The word “wall” comes from the Old English weall & Anglian wall meaning “rampart, dike, earthwork” (natural as well as man-made), “dam, cliff, rocky shore,” also “defensive fortification around a city, side of a building.” It comes from an adaption of the Latin word vallum meaning “wall, rampart, row or line of stakes,” apparently a collective form of vallus “stake.”


Curiously in modern languages English uses one word where many languages have two, such as German Mauer “outer wall of a town, fortress, etc.,” used also in reference to the former Berlin Wall, and wand “partition wall within a building” in Italian muro/parete, Irish mur/fraig, Lithuanian mūras/siena, etc.). In English, we use one word to represent both the defensive wall intended to keep others out, and the wall that divides space to make it more useful.

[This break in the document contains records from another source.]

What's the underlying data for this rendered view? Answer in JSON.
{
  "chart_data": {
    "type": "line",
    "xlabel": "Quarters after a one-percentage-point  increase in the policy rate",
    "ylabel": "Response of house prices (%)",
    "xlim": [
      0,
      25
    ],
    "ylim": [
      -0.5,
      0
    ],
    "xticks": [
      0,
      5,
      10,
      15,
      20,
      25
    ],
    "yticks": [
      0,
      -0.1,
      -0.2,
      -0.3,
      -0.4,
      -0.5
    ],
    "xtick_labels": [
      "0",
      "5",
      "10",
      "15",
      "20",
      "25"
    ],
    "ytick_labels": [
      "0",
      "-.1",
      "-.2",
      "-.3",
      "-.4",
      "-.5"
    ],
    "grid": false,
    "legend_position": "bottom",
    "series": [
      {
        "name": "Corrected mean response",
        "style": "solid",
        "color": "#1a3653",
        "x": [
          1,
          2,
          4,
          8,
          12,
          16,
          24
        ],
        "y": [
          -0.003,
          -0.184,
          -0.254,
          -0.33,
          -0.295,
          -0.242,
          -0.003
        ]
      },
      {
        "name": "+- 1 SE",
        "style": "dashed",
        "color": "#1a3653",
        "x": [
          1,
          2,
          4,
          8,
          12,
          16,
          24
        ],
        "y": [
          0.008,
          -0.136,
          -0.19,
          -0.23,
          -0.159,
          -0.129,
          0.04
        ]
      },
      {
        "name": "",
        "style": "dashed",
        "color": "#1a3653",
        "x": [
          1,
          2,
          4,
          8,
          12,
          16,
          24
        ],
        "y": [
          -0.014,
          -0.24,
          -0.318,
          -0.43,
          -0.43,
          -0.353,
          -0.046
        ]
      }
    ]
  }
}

The dominant way in which the word wall is used these days in our culture is in cries to “build the wall!” and in the conviction of others that a wall is not needed. Etymologically speaking we seem to be unable to distinguish between our need to keep others out to keep ourselves safe and to use our space wisely and creatively (the two meanings of the word).


Throughout the Bible, there are many walls, usually city gates intended to keep others out. This was the most common form of protection in the ancient world. We hear of Joshua by God’s power pulling down the walls of Jericho when the Israelites enter into the Promised Land. We hear of Nehemiah commissioned to rebuild the city walls of Jerusalem when the people return home there from the Exile in Babylon. We also hear of the walls in the New Jerusalem, the metaphor of what the world will become when God who lives above, comes to live on earth within creation. When Earth and heaven are one. It too is a city with gates and walls, but the gates are never shut, as there is no need for a defensive sense of wall. In the new Jerusalem, the wall exists to define what is the city and isn’t.

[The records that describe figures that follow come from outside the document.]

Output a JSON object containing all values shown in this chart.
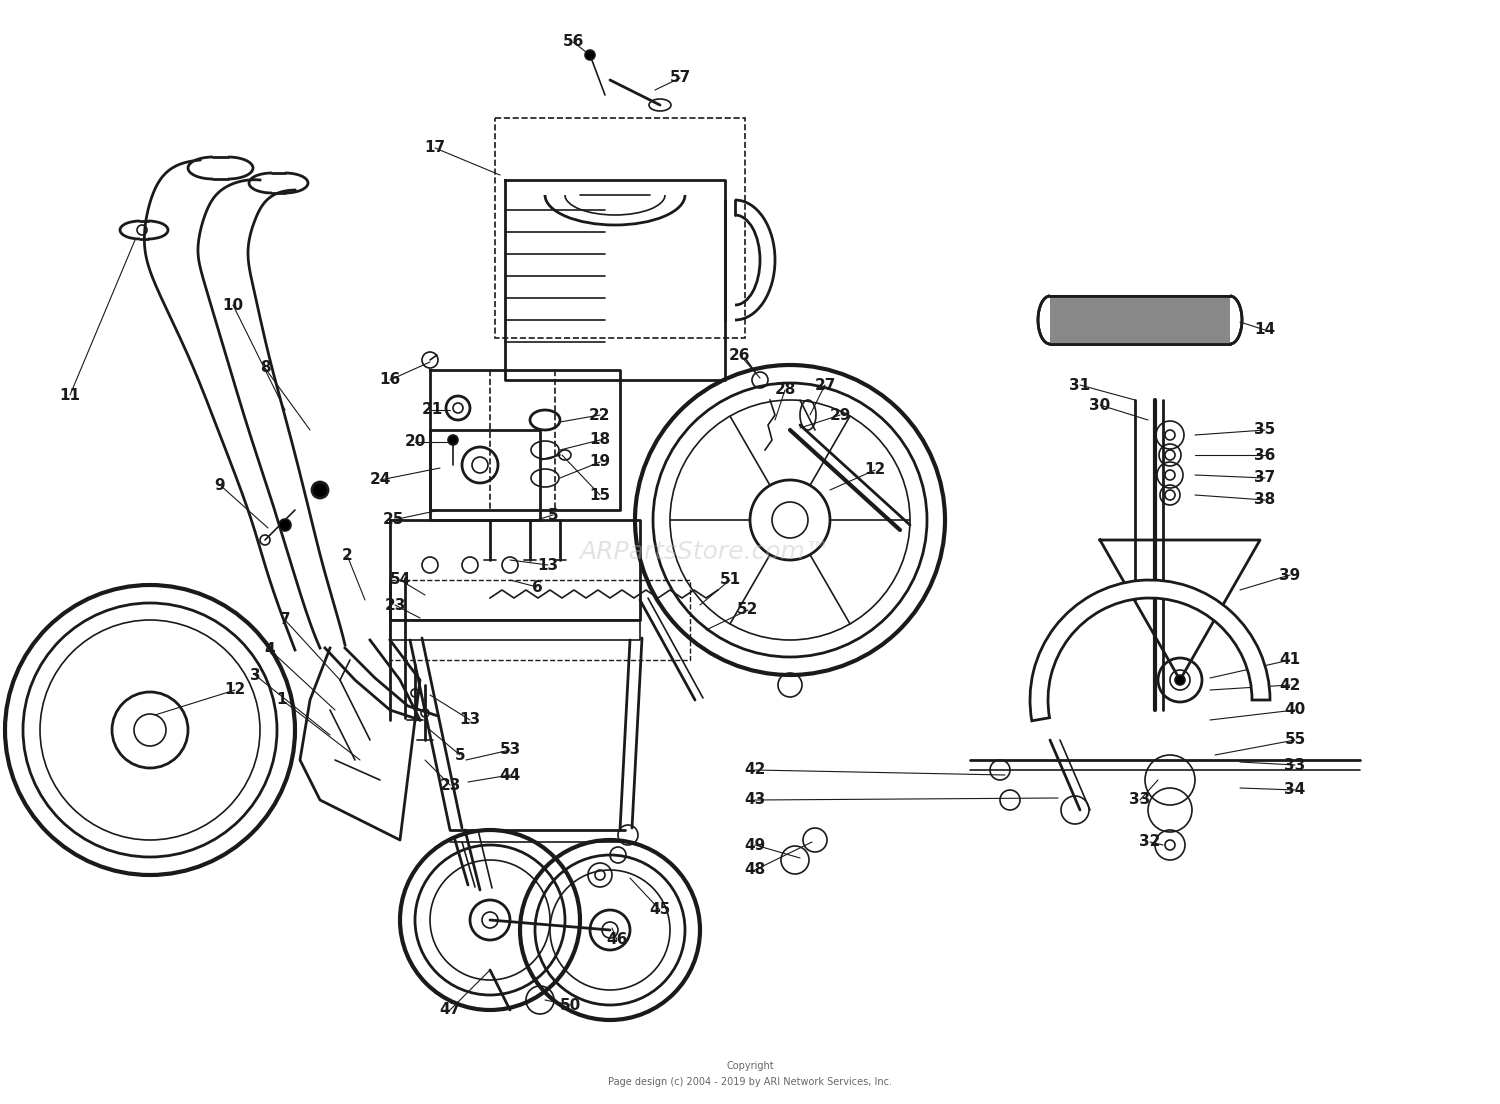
{
  "background_color": "#ffffff",
  "line_color": "#1a1a1a",
  "label_color": "#1a1a1a",
  "copyright_text": "Copyright\nPage design (c) 2004 - 2019 by ARI Network Services, Inc.",
  "watermark_text": "ARPartsStore.com™",
  "fig_width": 15.0,
  "fig_height": 11.04,
  "dpi": 100
}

Then I saw a new heaven and a new earth; for the first heaven and the first earth had passed away, and the sea was no more. And I saw the holy city, the new Jerusalem, coming down out of heaven from God, prepared as a bride adorned for her husband. And I heard a loud voice from the throne saying,

“See, the home of God is among mortals.
He will dwell with them;
they will be his peoples,
and God himself will be with them;
he will wipe every tear from their eyes.
Death will be no more;
mourning and crying and pain will be no more,
for the first things have passed away.”

And the one who was seated on the throne said, “See, I am making all things new.”

I saw no temple in the city, for its temple is the Lord God the Almighty and the Lamb. And the city has no need of sun or moon to shine on it, for the glory of God is its light, and its lamp is the Lamb. The nations will walk by its light, and the kings of the earth will bring their glory into it. Its gates will never be shut by day—and there will be no night there. People will bring into it the glory and the honor of the nations.

Revelation 21


Where God is present there is no need for walls, or light. Things are different. Lives are transformed. Relationships are clear.

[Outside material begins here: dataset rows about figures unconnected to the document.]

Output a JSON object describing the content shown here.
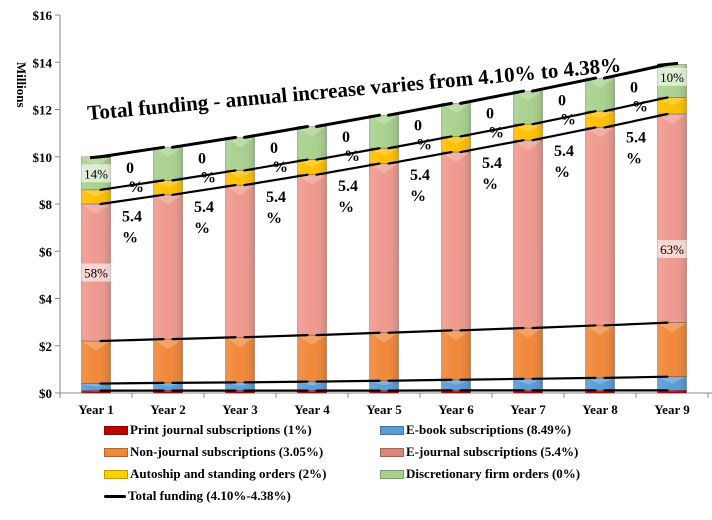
{
  "chart_data": {
    "type": "bar",
    "stacked": true,
    "title": "Total funding - annual increase varies from 4.10% to 4.38%",
    "ylabel": "Millions",
    "xlabel": "",
    "ylim": [
      0,
      16
    ],
    "yticks": [
      "$0",
      "$2",
      "$4",
      "$6",
      "$8",
      "$10",
      "$12",
      "$14",
      "$16"
    ],
    "categories": [
      "Year 1",
      "Year 2",
      "Year 3",
      "Year 4",
      "Year 5",
      "Year 6",
      "Year 7",
      "Year 8",
      "Year 9"
    ],
    "series": [
      {
        "name": "Print journal subscriptions (1%)",
        "color": "#c00000",
        "values": [
          0.1,
          0.1,
          0.1,
          0.1,
          0.1,
          0.11,
          0.11,
          0.11,
          0.11
        ]
      },
      {
        "name": "E-book subscriptions (8.49%)",
        "color": "#5b9bd5",
        "values": [
          0.3,
          0.33,
          0.35,
          0.38,
          0.42,
          0.45,
          0.49,
          0.53,
          0.58
        ]
      },
      {
        "name": "Non-journal subscriptions (3.05%)",
        "color": "#f0883a",
        "values": [
          1.8,
          1.85,
          1.91,
          1.97,
          2.03,
          2.09,
          2.15,
          2.22,
          2.29
        ]
      },
      {
        "name": "E-journal subscriptions (5.4%)",
        "color": "#ef9a8e",
        "values": [
          5.8,
          6.11,
          6.44,
          6.79,
          7.16,
          7.55,
          7.95,
          8.38,
          8.83
        ]
      },
      {
        "name": "Autoship and standing orders (2%)",
        "color": "#ffc000",
        "values": [
          0.6,
          0.61,
          0.62,
          0.64,
          0.65,
          0.66,
          0.68,
          0.69,
          0.7
        ]
      },
      {
        "name": "Discretionary firm orders (0%)",
        "color": "#a9d18e",
        "values": [
          1.4,
          1.4,
          1.4,
          1.4,
          1.4,
          1.4,
          1.4,
          1.4,
          1.4
        ]
      }
    ],
    "line_series": {
      "name": "Total funding (4.10%-4.38%)",
      "color": "#000000",
      "values": [
        10.0,
        10.4,
        10.82,
        11.28,
        11.76,
        12.26,
        12.78,
        13.33,
        13.91
      ]
    },
    "annotations": {
      "gap_labels_green": [
        "0\n%",
        "0\n%",
        "0\n%",
        "0\n%",
        "0\n%",
        "0\n%",
        "0\n%",
        "0\n%"
      ],
      "gap_labels_pink": [
        "5.4\n%",
        "5.4\n%",
        "5.4\n%",
        "5.4\n%",
        "5.4\n%",
        "5.4\n%",
        "5.4\n%",
        "5.4\n%"
      ],
      "year1_green_pct": "14%",
      "year1_pink_pct": "58%",
      "year9_green_pct": "10%",
      "year9_pink_pct": "63%"
    },
    "legend_position": "bottom",
    "grid": false
  },
  "legend": {
    "items": [
      {
        "label": "Print journal subscriptions (1%)",
        "color": "#c00000",
        "kind": "box"
      },
      {
        "label": "E-book subscriptions (8.49%)",
        "color": "#5b9bd5",
        "kind": "box"
      },
      {
        "label": "Non-journal subscriptions (3.05%)",
        "color": "#f0883a",
        "kind": "box"
      },
      {
        "label": "E-journal subscriptions (5.4%)",
        "color": "#ef9a8e",
        "kind": "box"
      },
      {
        "label": "Autoship and standing orders (2%)",
        "color": "#ffc000",
        "kind": "box"
      },
      {
        "label": "Discretionary firm orders (0%)",
        "color": "#a9d18e",
        "kind": "box"
      },
      {
        "label": "Total funding (4.10%-4.38%)",
        "color": "#000000",
        "kind": "line"
      }
    ]
  }
}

Questions for the practice of Examen & Contemplation


  • How do you think of walls? as defensive or creative?
  • Advent is the season of the advent, or coming of the New Jerusalem – God is on the way! My colleague Rev. Talitha Amadea Aho wrote new words to an old Christmas song that riff on the coming of God and our need to build and prepare for this new life. What and what are you building to prepare for that?
  • Words matter. They can be used as powerful political tools. Hurtful weapons. And creatively constructive. What words are you finding you need to reclaim for yourself? How will you do that?